In their paper, the researchers call for further studies to determine whether the virus plays a direct role in damage to the bowel as a result of blood clots.
The paper also reports that patients with raised levels of liver enzymes in their blood, a sign of liver damage, also received ultrasound scans of this region of their abdomen.
Of 44 scans the medical teams performed, around half revealed that the gallbladder was dilated and filled with a sludge-like fluid. This suggests a condition known as cholestasis where the normal flow of bile from the gallbladder into the intestine is decreased.

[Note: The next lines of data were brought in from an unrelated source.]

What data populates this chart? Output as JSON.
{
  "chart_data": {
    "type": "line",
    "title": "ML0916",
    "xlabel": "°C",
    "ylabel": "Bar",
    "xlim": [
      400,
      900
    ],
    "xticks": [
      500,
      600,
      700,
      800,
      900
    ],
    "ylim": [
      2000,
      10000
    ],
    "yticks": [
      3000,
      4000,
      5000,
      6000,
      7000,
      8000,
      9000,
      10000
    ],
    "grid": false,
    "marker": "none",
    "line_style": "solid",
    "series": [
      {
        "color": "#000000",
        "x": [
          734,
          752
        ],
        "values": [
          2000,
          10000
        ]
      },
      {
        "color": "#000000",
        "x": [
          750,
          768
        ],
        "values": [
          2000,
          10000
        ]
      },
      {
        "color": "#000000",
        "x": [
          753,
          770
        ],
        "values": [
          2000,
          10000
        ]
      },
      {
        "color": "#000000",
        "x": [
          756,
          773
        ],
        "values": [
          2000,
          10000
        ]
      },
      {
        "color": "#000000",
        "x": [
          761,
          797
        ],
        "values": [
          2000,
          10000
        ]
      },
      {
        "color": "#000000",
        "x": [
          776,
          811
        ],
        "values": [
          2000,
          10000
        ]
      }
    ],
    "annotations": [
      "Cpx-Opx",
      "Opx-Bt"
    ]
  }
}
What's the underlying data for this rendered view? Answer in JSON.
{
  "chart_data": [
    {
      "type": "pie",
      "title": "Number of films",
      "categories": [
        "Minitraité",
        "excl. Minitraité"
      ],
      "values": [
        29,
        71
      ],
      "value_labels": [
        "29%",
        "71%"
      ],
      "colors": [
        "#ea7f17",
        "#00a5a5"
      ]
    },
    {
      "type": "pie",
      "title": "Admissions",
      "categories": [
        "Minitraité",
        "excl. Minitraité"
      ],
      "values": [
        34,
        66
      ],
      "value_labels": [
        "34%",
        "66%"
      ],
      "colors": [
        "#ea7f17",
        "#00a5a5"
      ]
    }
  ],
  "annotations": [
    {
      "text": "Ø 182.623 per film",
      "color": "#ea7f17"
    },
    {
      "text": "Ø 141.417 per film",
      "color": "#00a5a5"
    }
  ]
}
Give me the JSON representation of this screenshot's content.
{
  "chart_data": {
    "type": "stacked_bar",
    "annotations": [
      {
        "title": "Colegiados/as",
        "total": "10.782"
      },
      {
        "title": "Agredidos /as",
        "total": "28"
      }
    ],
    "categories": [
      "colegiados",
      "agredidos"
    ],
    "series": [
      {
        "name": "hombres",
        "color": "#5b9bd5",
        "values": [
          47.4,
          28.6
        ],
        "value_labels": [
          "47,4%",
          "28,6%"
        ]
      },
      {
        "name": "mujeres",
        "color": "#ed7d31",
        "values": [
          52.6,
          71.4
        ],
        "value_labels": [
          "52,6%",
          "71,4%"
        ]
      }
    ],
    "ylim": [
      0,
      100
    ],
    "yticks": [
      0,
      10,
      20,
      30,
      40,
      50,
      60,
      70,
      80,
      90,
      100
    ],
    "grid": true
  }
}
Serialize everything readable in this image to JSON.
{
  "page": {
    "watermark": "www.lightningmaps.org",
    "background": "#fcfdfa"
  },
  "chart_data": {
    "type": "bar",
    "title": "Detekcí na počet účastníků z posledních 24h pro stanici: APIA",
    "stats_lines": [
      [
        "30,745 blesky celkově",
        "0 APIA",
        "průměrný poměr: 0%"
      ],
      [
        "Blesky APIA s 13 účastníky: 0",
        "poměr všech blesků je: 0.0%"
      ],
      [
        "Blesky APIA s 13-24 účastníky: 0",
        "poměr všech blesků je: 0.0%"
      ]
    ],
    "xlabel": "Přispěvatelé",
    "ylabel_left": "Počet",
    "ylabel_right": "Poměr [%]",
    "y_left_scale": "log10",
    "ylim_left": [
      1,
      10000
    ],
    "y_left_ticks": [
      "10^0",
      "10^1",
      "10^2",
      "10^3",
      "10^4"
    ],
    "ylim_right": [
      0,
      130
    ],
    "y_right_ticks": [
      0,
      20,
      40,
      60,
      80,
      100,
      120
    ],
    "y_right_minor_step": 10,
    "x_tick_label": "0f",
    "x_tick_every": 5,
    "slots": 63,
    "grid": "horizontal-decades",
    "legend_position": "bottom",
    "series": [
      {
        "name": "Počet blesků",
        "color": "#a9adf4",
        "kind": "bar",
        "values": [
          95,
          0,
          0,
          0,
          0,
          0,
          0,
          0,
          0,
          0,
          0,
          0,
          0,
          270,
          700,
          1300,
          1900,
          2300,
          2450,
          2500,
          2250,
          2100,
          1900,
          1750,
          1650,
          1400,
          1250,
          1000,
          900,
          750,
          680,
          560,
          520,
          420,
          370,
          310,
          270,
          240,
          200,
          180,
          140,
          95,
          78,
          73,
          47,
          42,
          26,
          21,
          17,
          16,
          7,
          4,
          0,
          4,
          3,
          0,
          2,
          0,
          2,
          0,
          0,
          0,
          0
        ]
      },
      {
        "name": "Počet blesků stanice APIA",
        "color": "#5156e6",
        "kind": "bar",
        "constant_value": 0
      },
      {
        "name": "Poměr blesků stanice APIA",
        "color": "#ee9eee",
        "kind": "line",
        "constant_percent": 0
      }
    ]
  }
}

The authors write that this is common among patients in intensive care, making it difficult to draw firm conclusions about the cause.
A significant limitation of the study is that it was retrospective, and the researchers carried it out in a single hospital, which they say means they cannot generalize the results.
The authors conclude:
“The cause of bowel abnormalities in patients who did not go to surgery remains uncertain. Further studies are required to clarify the cause of bowel findings in patients with COVID-19, in particular, the role of small vessel thrombi and coagulopathy in bowel ischemia, and to determine whether SARSCoV-2 plays a direct role in bowel or vascular injury.”
It is also worth noting that these findings only relate to the most severely ill patients with a viral infection, namely those who receive treatment in the hospital.